Venezuela atraviesa por un punto de no retorno donde las medias tintas ya no tienen cabida. En este inicio de 2026, el grito histórico de ¡Abajo cadenas! resuena con una urgencia renovada en cada rincón del país. Momentos históricos se viven en Venezuela tras la captura de Nicolás Maduro en enero. Nos encontramos ante un tablero político en movimiento donde la palabra amnistía ha dejado de ser un susurro para convertirse en una exigencia nacional. Pero la amnistía no es un favor ni una concesión graciosa del poder, es una obligación moral si queremos dejar de ser una nación que encarcela el pensamiento. La verdadera restauración no vendrá de demoler las paredes del Helicoide, sino en reconocer que la dignidad de la persona humana es inviolable y que no puede estar sujeta a negociaciones.
Hoy, a pesar del goteo de las excarcelaciones al cierre de la primera semana de febrero, la brecha entre la retórica gubernamental y la verificación ciudadana sigue siendo notable, mientras el Ejecutivo anuncia cerca de 895 liberaciones la Organización No Gubernamental Foro Penal mantiene un registro riguroso de 383 excarcelaciones verificadas desde el 8 de enero. Sin embargo, el término sigue siendo relativo, el país cuenta con 687 presos políticos tras las rejas, y quienes han salido tienen medidas cautelares, de un sistema judicial que aún no otorga libertades plenas.
Es así como, la propuesta de Ley de Amnistía que hoy se debate se presenta como un alivio, pero bajo la tutela internacional que hoy vigila nuestra transición, y se asume como un riesgo ético: que la libertad se convierta en ficha de canje. La distinción entre delitos políticos y supuestos “actos de terrorismo” es la gran estafa. No se puede hablar de libertad cuando se pretende mantener inocentes como rehenes para asegurar cuotas de impunidad o levantar sanciones. Si la ley no reconoce que las acusaciones fueron las herramientas de un aparato represivo, la justicia seguirá siendo una parodia. La amnistía tiene que ser absoluta, no negociaciones que se pretenden imponer mientras el mundo observa.
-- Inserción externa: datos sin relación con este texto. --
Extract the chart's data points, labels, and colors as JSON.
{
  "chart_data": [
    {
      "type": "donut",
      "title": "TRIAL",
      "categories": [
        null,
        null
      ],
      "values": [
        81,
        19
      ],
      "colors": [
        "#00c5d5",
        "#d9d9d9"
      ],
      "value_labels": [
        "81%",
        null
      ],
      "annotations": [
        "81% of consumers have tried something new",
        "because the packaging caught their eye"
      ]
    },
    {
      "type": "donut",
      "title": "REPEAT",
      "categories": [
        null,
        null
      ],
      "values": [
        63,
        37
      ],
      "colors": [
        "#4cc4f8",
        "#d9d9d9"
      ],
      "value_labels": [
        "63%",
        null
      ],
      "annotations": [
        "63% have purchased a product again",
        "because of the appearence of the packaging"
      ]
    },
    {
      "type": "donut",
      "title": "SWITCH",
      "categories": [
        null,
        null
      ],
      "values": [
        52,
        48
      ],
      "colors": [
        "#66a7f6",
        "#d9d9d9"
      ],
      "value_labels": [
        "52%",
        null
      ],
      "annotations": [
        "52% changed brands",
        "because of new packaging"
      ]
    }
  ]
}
El cierre de El Helicoide debe ir más allá de un acto de relaciones públicas de la administración interina. Si realmente queremos sanar las heridas, ese edificio debe ser un monumento a la memoria, no un centro que pretenda ocultar el dolor bajo capas de pintura. Se tiene prisa por “limpiar la casa” para complacer intereses, pero la paz no se compra con petróleo. La paz se construye cuando el Estado entiende que su fin último es el bien de todos, el cual es inalcanzable mientras la persona humana siga siendo tratada como una mercancía política.
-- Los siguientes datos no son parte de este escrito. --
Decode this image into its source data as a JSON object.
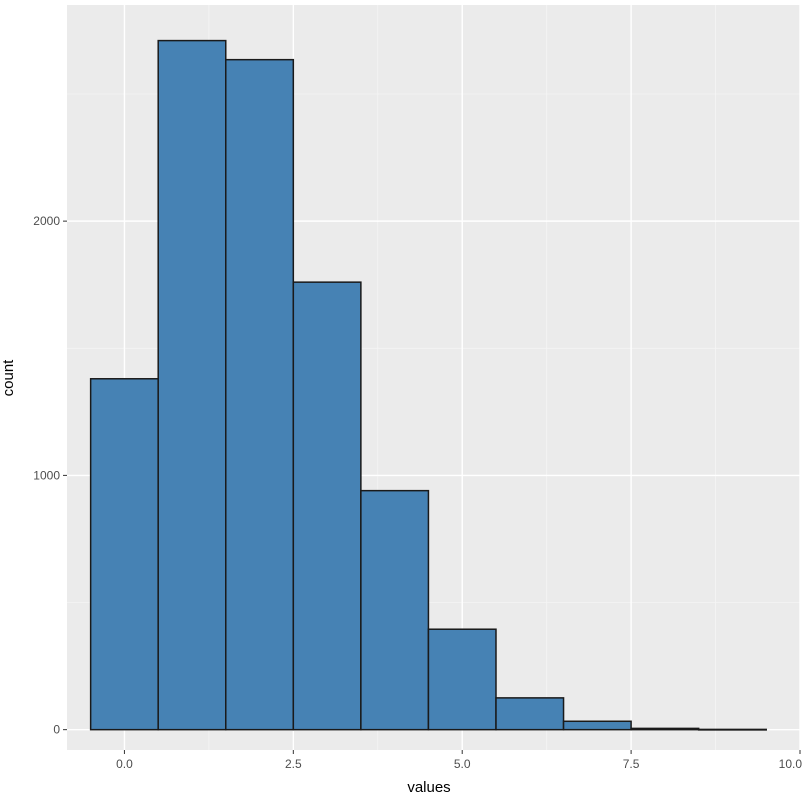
{
  "chart_data": {
    "type": "bar",
    "title": "",
    "xlabel": "values",
    "ylabel": "count",
    "xlim": [
      -0.85,
      10.0
    ],
    "ylim": [
      -80,
      2850
    ],
    "xticks": [
      0,
      2.5,
      5,
      7.5,
      10
    ],
    "xtick_labels": [
      "0.0",
      "2.5",
      "5.0",
      "7.5",
      "10.0"
    ],
    "yticks": [
      0,
      1000,
      2000
    ],
    "ytick_labels": [
      "0",
      "1000",
      "2000"
    ],
    "bin_width": 1,
    "bins": [
      {
        "x": 0,
        "count": 1380
      },
      {
        "x": 1,
        "count": 2710
      },
      {
        "x": 2,
        "count": 2635
      },
      {
        "x": 3,
        "count": 1760
      },
      {
        "x": 4,
        "count": 940
      },
      {
        "x": 5,
        "count": 395
      },
      {
        "x": 6,
        "count": 125
      },
      {
        "x": 7,
        "count": 33
      },
      {
        "x": 8,
        "count": 5
      },
      {
        "x": 9,
        "count": 1
      }
    ],
    "grid": true,
    "legend": "none",
    "colors": {
      "fill": "#4682B4",
      "outline": "#1A1A1A",
      "panel": "#EBEBEB",
      "grid_major": "#FFFFFF",
      "grid_minor": "#F5F5F5"
    }
  }
}
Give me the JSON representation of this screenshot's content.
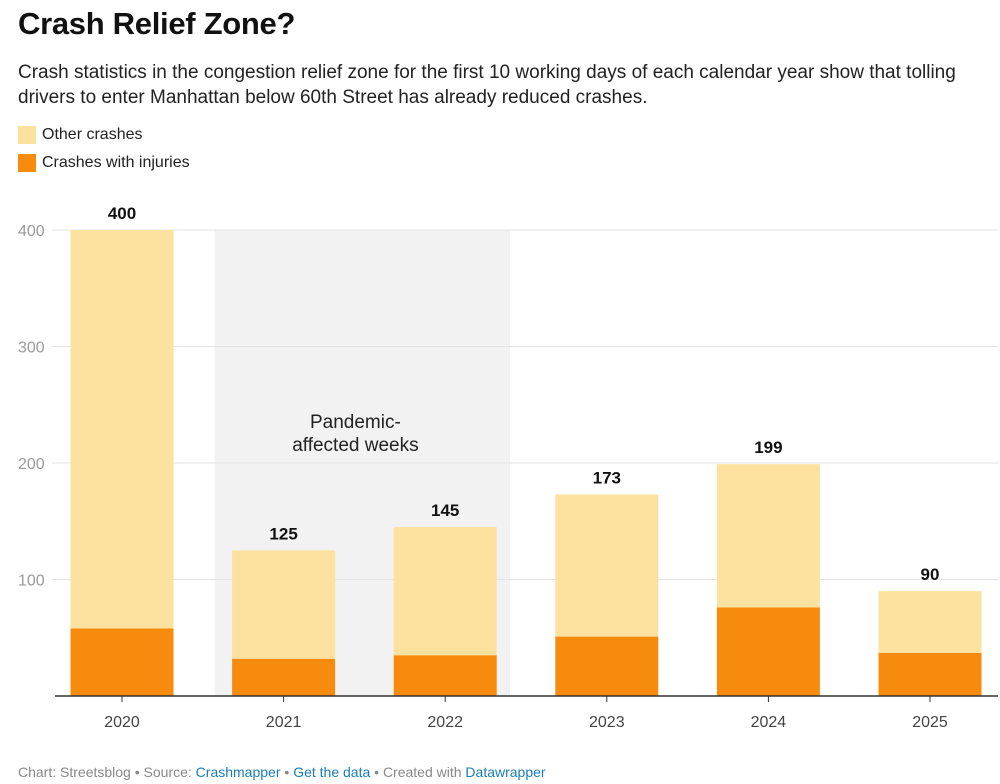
{
  "header": {
    "title": "Crash Relief Zone?",
    "subtitle": "Crash statistics in the congestion relief zone for the first 10 working days of each calendar year show that tolling drivers to enter Manhattan below 60th Street has already reduced crashes."
  },
  "legend": {
    "items": [
      {
        "label": "Other crashes",
        "color": "#fde19e"
      },
      {
        "label": "Crashes with injuries",
        "color": "#f68b0d"
      }
    ]
  },
  "chart_data": {
    "type": "bar",
    "stacked": true,
    "categories": [
      "2020",
      "2021",
      "2022",
      "2023",
      "2024",
      "2025"
    ],
    "series": [
      {
        "name": "Crashes with injuries",
        "color": "#f68b0d",
        "values": [
          58,
          32,
          35,
          51,
          76,
          37
        ]
      },
      {
        "name": "Other crashes",
        "color": "#fde19e",
        "values": [
          342,
          93,
          110,
          122,
          123,
          53
        ]
      }
    ],
    "totals": [
      400,
      125,
      145,
      173,
      199,
      90
    ],
    "ylim": [
      0,
      400
    ],
    "yticks": [
      100,
      200,
      300,
      400
    ],
    "grid": true,
    "annotation": {
      "text_lines": [
        "Pandemic-",
        "affected weeks"
      ],
      "range": [
        "2021",
        "2022"
      ],
      "shade_color": "#f2f2f2"
    }
  },
  "footer": {
    "chart_credit": "Chart: Streetsblog",
    "source_label": "Source:",
    "source_link": "Crashmapper",
    "data_link": "Get the data",
    "created_label": "Created with",
    "tool_link": "Datawrapper",
    "separator": "•"
  }
}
Exigimos la libertad plena, sin grilletes electrónicos ni regímenes de presentación que solo extienden el cautiverio fuera de las celdas. Los venezolanos no queremos limosnas judiciales, exigimos la restitución absoluta de los derechos de todos los perseguidos por razones políticas. Una sociedad que permite que la dignidad de sus ciudadanos sea moneda de cambio en una mesa de diálogo internacional está condenada a repetir sus humillaciones.
La historia de El Helicoide es la historia de nuestras propias ambiciones rotas. No se puede permitir que la solución sea simplemente cambiar el barniz exterior sacrificando una vez más, la verdad en el altar del pragmatismo.